Ради Бога, не подумайте, что мне будет жалко себя, если я посвящу себя какой-нибудь специальности. Напротив: мне жалко ее, если она станет моею, а потому то, что я сейчас скажу, считайте за объяснение в любви музыке, за признание исключительности моего отношения к ней. Музыки, если бы я посвятил себя ей, мне было бы особенно жалко. Вы спросите: а богословия тебе жалко не было? Я подчинил себя богословию не столько потому или лишь отчасти потому, что видел в нем высшую науку, но потому, что хотел смирить себя, согнуть, дисциплинировать, покарать за высокомерную холодность, одним словом, из contritio. Я испытывал потребность во власянице, в веригах под нею. Я сделал то, что люди делали и до меня, когда стучались в ворота монастыря с наистрожайшим уставом. В этой академическо-монастырской жизни есть свои нелепые, смешные стороны, но, поймите, какой-то тайный страх не дает мне расстаться с нею – иными словами, забросить под лавку Святое Писание и удрать в искусство, с которым вы меня свели и которого мне было бы особенно жалко, стань оно моей специальностью.

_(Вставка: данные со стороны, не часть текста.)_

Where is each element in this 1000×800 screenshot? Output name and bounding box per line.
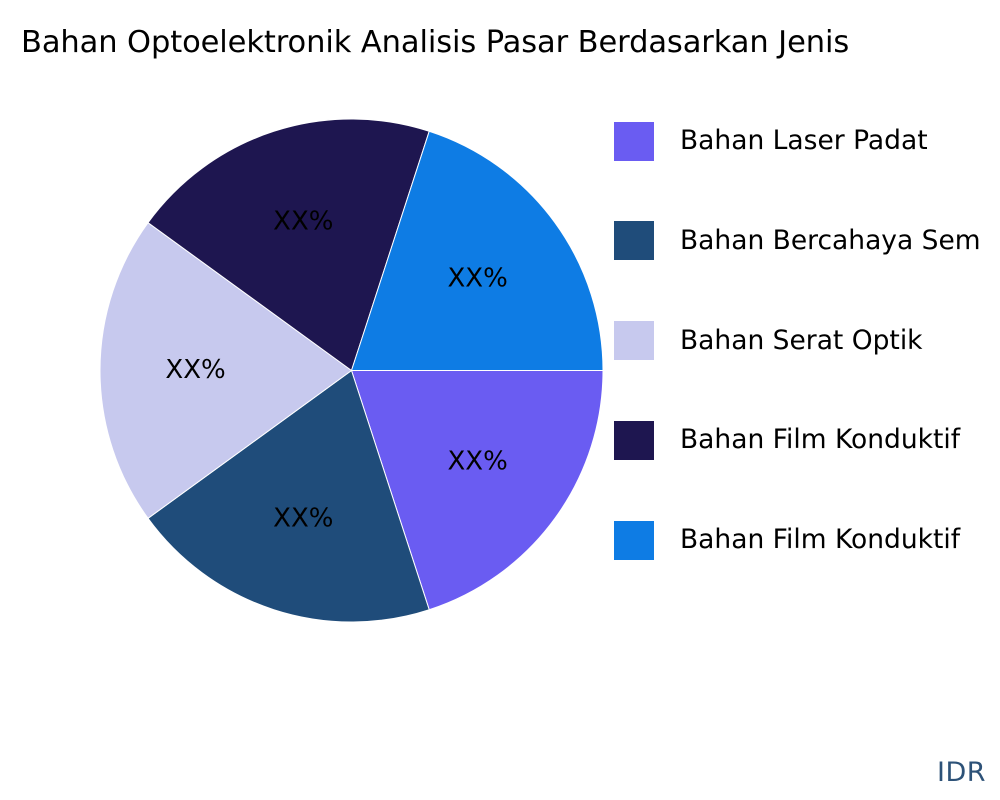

Вы считаете музыку моим призванием? Между строк я читаю у вас, что стоит мне только отойти от богословия, и она будет к моим услугам. Как лютеранин я с этим соглашаюсь, ибо лютеранство видит в богословии и в музыке родственные сферы, вдобавок мне лично музыка всегда представлялась магическим слиянием богословия и математики, интереснейшей из наук. Item, много в ней от настойчивых опытов и ухищрений средневековых алхимиков и адептов черной магии, которая тоже стояла под знаком богословия, но также под знаком эмансипации и отступничества, – да она и была отступничеством – не от веры, этого быть не могло, но в вере; отступничество – это акт религиозный, все существует, все совершается в Боге, и в первую очередь – отпадение от него».
Я цитирую почти дословно, почти, но не совсем. Я вправе полагаться на свою память, и, кроме того, по прочтении этого черновика я многое записал, и прежде всего слова об отступничестве.